What starts out as an experimental blog featuring articles and illustrations from international students soon turns into something bigger. Constrained in their home, for many women, the boundaries of private and public evaporate; the limitations imposed on them by society suddenly all too clear. Lazy Women offers a safe haven in the midst of it all, for many, the only place where they don’t have to perform or fit into a pre-moulded societal role.
Who are you when you’re not taking care of others or being overly mindful of their needs? A question that many of us face for the first time in our adult lives, and try to make sense of it through the means of unbounded creativity.
For the big majority of the folks who join us, this is the only space where they can freely express their everyday struggles, whether it’s their progressive beliefs, desire to emancipate themselves from an abusive relationship, or simply allow themselves to think about “taboo” topics such as period pain, reproductive rights, or Queerness. For a more liberal Western audience, these might seem like fights already fought and won, but not where we come from. Pervasive gender stereotypes and “traditional values” mobilised by political propaganda, all too prevalent in our local contexts, mean that most of the newly joined Lazies are even scared to call themselves a “feminist”, not to mention public activism.
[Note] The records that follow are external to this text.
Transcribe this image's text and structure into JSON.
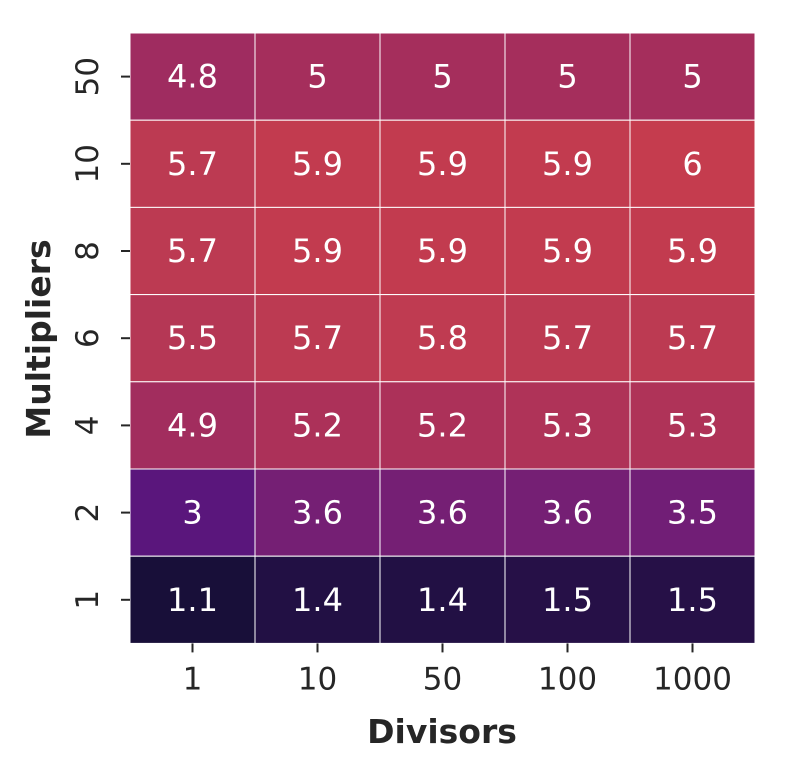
{
  "chart_data": {
    "type": "heatmap",
    "title": "",
    "xlabel": "Divisors",
    "ylabel": "Multipliers",
    "x_categories": [
      "1",
      "10",
      "50",
      "100",
      "1000"
    ],
    "y_categories": [
      "50",
      "10",
      "8",
      "6",
      "4",
      "2",
      "1"
    ],
    "values": [
      [
        4.8,
        5,
        5,
        5,
        5
      ],
      [
        5.7,
        5.9,
        5.9,
        5.9,
        6
      ],
      [
        5.7,
        5.9,
        5.9,
        5.9,
        5.9
      ],
      [
        5.5,
        5.7,
        5.8,
        5.7,
        5.7
      ],
      [
        4.9,
        5.2,
        5.2,
        5.3,
        5.3
      ],
      [
        3,
        3.6,
        3.6,
        3.6,
        3.5
      ],
      [
        1.1,
        1.4,
        1.4,
        1.5,
        1.5
      ]
    ],
    "labels": [
      [
        "4.8",
        "5",
        "5",
        "5",
        "5"
      ],
      [
        "5.7",
        "5.9",
        "5.9",
        "5.9",
        "6"
      ],
      [
        "5.7",
        "5.9",
        "5.9",
        "5.9",
        "5.9"
      ],
      [
        "5.5",
        "5.7",
        "5.8",
        "5.7",
        "5.7"
      ],
      [
        "4.9",
        "5.2",
        "5.2",
        "5.3",
        "5.3"
      ],
      [
        "3",
        "3.6",
        "3.6",
        "3.6",
        "3.5"
      ],
      [
        "1.1",
        "1.4",
        "1.4",
        "1.5",
        "1.5"
      ]
    ],
    "colormap": "flare (dark purple to red)",
    "grid_line_color": "#ffffff",
    "legend": "none",
    "colorbar": false
  }
}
So we scale it back, start subtle. Through the testimony-style articles we publish, we show that they are not alone, that what they are going through is part of a larger struggle.
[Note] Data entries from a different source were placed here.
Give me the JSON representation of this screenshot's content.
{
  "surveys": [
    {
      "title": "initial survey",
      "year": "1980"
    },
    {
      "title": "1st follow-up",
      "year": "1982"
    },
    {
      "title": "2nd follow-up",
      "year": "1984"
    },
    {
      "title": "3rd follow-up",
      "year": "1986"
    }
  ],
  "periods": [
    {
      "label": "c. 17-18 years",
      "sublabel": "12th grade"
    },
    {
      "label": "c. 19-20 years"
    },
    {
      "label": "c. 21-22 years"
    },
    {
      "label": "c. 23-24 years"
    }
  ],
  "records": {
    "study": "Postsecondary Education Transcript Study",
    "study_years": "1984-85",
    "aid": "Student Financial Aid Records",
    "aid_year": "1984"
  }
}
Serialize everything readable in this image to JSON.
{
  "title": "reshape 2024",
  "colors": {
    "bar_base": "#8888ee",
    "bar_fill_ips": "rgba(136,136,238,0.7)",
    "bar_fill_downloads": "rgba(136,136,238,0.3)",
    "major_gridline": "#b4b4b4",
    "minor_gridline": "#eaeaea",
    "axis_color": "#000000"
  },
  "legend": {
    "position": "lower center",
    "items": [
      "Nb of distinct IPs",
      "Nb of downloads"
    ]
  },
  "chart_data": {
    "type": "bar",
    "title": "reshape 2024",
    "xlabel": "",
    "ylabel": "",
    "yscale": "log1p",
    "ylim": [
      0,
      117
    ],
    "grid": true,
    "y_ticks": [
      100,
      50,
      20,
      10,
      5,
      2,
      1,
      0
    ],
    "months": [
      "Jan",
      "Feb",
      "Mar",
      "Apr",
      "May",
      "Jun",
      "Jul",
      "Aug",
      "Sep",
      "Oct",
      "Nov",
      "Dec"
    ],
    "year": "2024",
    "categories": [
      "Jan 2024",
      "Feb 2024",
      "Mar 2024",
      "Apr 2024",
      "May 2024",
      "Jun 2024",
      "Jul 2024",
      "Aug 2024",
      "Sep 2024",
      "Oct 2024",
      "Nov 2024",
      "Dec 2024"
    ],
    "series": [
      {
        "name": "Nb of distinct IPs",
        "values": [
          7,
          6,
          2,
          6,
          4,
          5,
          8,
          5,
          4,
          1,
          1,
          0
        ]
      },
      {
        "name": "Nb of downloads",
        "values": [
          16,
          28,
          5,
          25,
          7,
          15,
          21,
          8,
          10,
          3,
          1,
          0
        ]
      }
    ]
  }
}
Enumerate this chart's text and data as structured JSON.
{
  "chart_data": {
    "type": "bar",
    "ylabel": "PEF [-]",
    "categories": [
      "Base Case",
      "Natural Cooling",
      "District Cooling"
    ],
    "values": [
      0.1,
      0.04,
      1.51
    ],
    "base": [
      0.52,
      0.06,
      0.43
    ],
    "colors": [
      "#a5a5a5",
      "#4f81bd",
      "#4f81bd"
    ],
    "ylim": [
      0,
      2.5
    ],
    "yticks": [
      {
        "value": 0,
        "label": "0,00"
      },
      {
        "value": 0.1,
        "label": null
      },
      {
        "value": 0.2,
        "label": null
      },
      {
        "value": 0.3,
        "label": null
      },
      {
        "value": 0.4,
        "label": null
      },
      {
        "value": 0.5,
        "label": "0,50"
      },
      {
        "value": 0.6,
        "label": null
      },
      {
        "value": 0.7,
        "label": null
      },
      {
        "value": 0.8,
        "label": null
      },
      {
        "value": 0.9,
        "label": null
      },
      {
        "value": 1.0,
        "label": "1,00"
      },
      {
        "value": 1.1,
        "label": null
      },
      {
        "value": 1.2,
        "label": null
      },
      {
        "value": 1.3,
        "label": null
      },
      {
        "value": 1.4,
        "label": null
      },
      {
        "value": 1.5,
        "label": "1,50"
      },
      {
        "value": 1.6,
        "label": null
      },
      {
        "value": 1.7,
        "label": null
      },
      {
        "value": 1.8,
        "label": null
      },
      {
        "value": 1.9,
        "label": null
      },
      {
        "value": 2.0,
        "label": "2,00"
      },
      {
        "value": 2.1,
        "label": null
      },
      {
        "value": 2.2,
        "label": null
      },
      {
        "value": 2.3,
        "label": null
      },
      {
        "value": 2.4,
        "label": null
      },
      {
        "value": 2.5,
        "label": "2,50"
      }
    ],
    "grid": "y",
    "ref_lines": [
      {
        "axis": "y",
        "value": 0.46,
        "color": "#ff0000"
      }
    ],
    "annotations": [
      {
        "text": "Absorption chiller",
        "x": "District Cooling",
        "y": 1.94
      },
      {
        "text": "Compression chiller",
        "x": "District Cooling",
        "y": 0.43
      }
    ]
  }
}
“The personal is political” becomes Lazy Women’s defining motto.
The idea of Lazy Women thus solidifies: a fully open, non-judgemental, multinational, virtual space, where everyone, regardless of background or professional experience, can express their frustration with the system through publishing personal artwork, poetry, written testimonies and more. A creative playground and a caring community, striving to politicise subjects that have been for too long cast aside as “too personal” or simply just “women’s issues”.
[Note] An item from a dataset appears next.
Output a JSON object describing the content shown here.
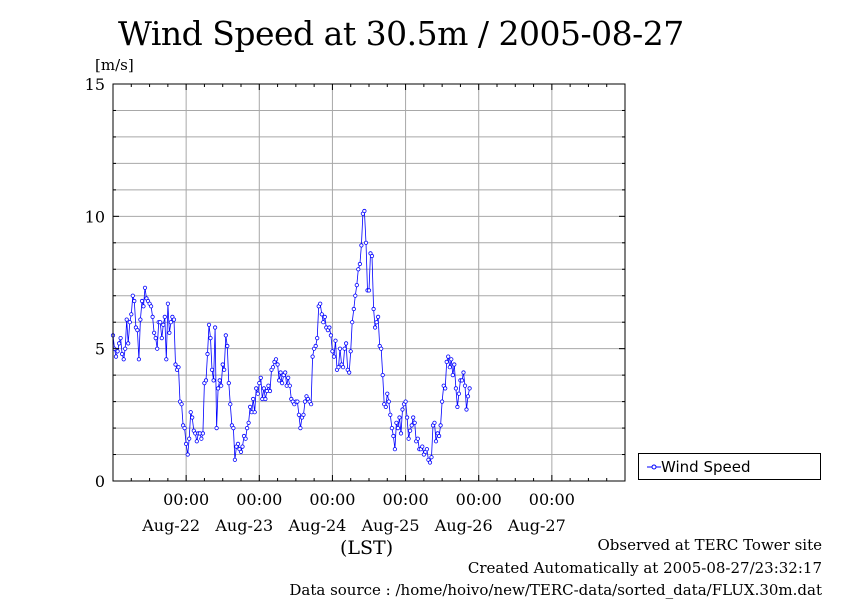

Today, Lazy Women is not just an association and a media platform; it is a global movement. Since its creation in 2020, the collective has grown from a blog into a full-scale volunteer-run feminist media outlet and a creative hub with over 50 volunteers from around the world, but especially from Central and Eastern Europe. It has nurtured a community of talented writers, podcasters, and illustrators, many of whom had no previous media experience and/or came from disadvantaged geographical or societal backgrounds. Together, we have created thought-provoking content that challenges the norms, disrupts stereotypes, and inspires change.
To remain afloat as an entity that actively defies productivist-capitalist practices and one that doesn’t want to be put in the often narrow box of what a media platform can look like, is an ongoing challenge. We strongly oppose any form of monetisation that could potentially interfere with our independence, and refuse to locate ourselves in any—typically Western —scale of what feminist activism can constitute. We don’t work with strict deadlines, and prioritise the quality of the process over the speed of a finished product. The roles that members take on are based on a personal sense of responsibility rather than formal titles; and almost none of us come from a professional journalistic background. We find ourselves having to explain who and what we are over and over again, proving our worth in a media landscape that gatekeeps, that we are capable of publishing professional content, all while staying true to our core values.
The world is only now waking up to how valuable knowledge and political experience from post-Soviet Europe can be, and that it should have listened to them much sooner. It’s in this current context that our everyday struggle continues to make women’s and marginalised groups’ voices heard and their personal—yet political—stories visible. The Lazy Women are here to stay.
Originally from Budapest, Zsofi Borsi is a writer and editor based in Paris. During her studies in Politics at Durham University (UK) and Central European University (Vienna), she developed a keen interest in bottom-up social movements. She has previously worked as an intern at the European Commission, reporting on the rule of law in Hungary and for the Hungarian opposition in municipal politics. As the founder of Lazy Women, she facilitated workshops about feminist grassroots movement organising in France (La Gaîté Lyrique), Budapest (Finnish Institute), Prishtina (K2.0), and Bratislava (Goethe Institut).